Download or read book Data Mesh written by Zhamak Dehghani and published by "O'Reilly Media, Inc.". This book was released on 2022-03-08 with total page 387 pages. Available in PDF, EPUB and Kindle. Book excerpt: Many enterprises are investing in a next-generation data lake, hoping to democratize data at scale to provide business insights and ultimately make automated intelligent decisions. In this practical book, author Zhamak Dehghani reveals that, despite the time, money, and effort poured into them, data warehouses and data lakes fail when applied at the scale and speed of today's organizations. A distributed data mesh is a better choice. Dehghani guides architects, technical leaders, and decision makers on their journey from monolithic big data architecture to a sociotechnical paradigm that draws from modern distributed architecture. A data mesh considers domains as a first-class concern, applies platform thinking to create self-serve data infrastructure, treats data as a product, and introduces a federated and computational model of data governance.
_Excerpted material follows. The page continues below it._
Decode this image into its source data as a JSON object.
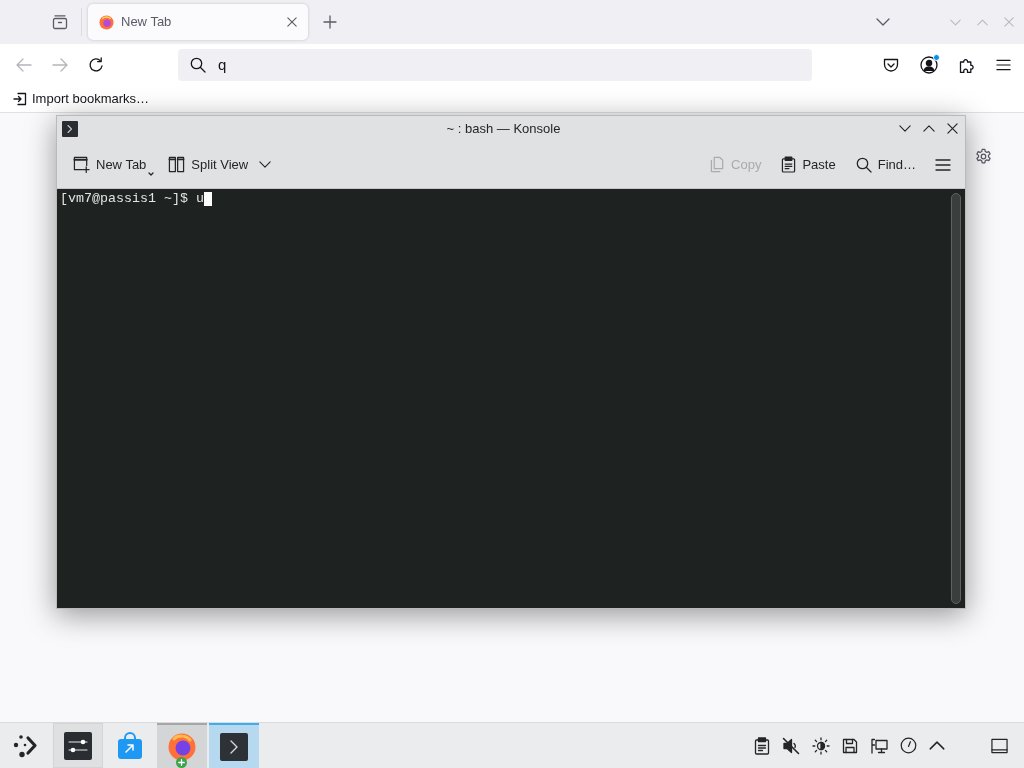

This book shows you why and how. Examine the current data landscape from the perspective of business and organizational needs, environmental challenges, and existing architectures Analyze the landscape's underlying characteristics and failure modes Get a complete introduction to data mesh principles and its constituents Learn how to design a data mesh architecture Move beyond a monolithic data lake to a distributed data mesh.

Book Winning with Data

Download or read book Winning with Data written by Tomasz Tunguz and published by John Wiley & Sons. This book was released on 2016-06-20 with total page 179 pages. Available in PDF, EPUB and Kindle. Book excerpt: Crest the data wave with a deep cultural shift Winning with Data explores the cultural changes big data brings to business, and shows you how to adapt your organization to leverage data to maximum effect. Authors Tomasz Tunguz and Frank Bien draw on extensive background in big data, business intelligence, and business strategy to provide a blueprint for companies looking to move head-on into the data wave. Instrumentation is discussed in detail, but the core of the change is in the culture—this book provides sound guidance on building the type of organizational culture that creates and leverages data daily, in every aspect of the business. Real-world examples illustrate these important concepts at work: you'll learn how data helped Warby-Parker disrupt a $13 billion monopolized market, how ThredUp uses data to process more than 20 thousand items of clothing every day, how Venmo leverages data to build better products, how HubSpot empowers their salespeople to be more productive, and more. From decision making and strategy to shipping and sales, this book shows you how data makes better business. Big data has taken on buzzword status, but there is little real guidance for companies seeking everyday business data solutions. This book takes a deeper look at big data in business, and shows you how to shift internal culture ahead of the curve. Understand the changes a data culture brings to companies Instrument your company for maximum benefit Utilize data to optimize every aspect of your business Improve decision making and transform business strategy Big data is becoming the number-one topic in business, yet no one is asking the right questions. Leveraging the full power of data requires more than good IT—organization-wide buy-in is essential for long-term success. Winning with Data is the expert guide to making data work for your business, and your needs.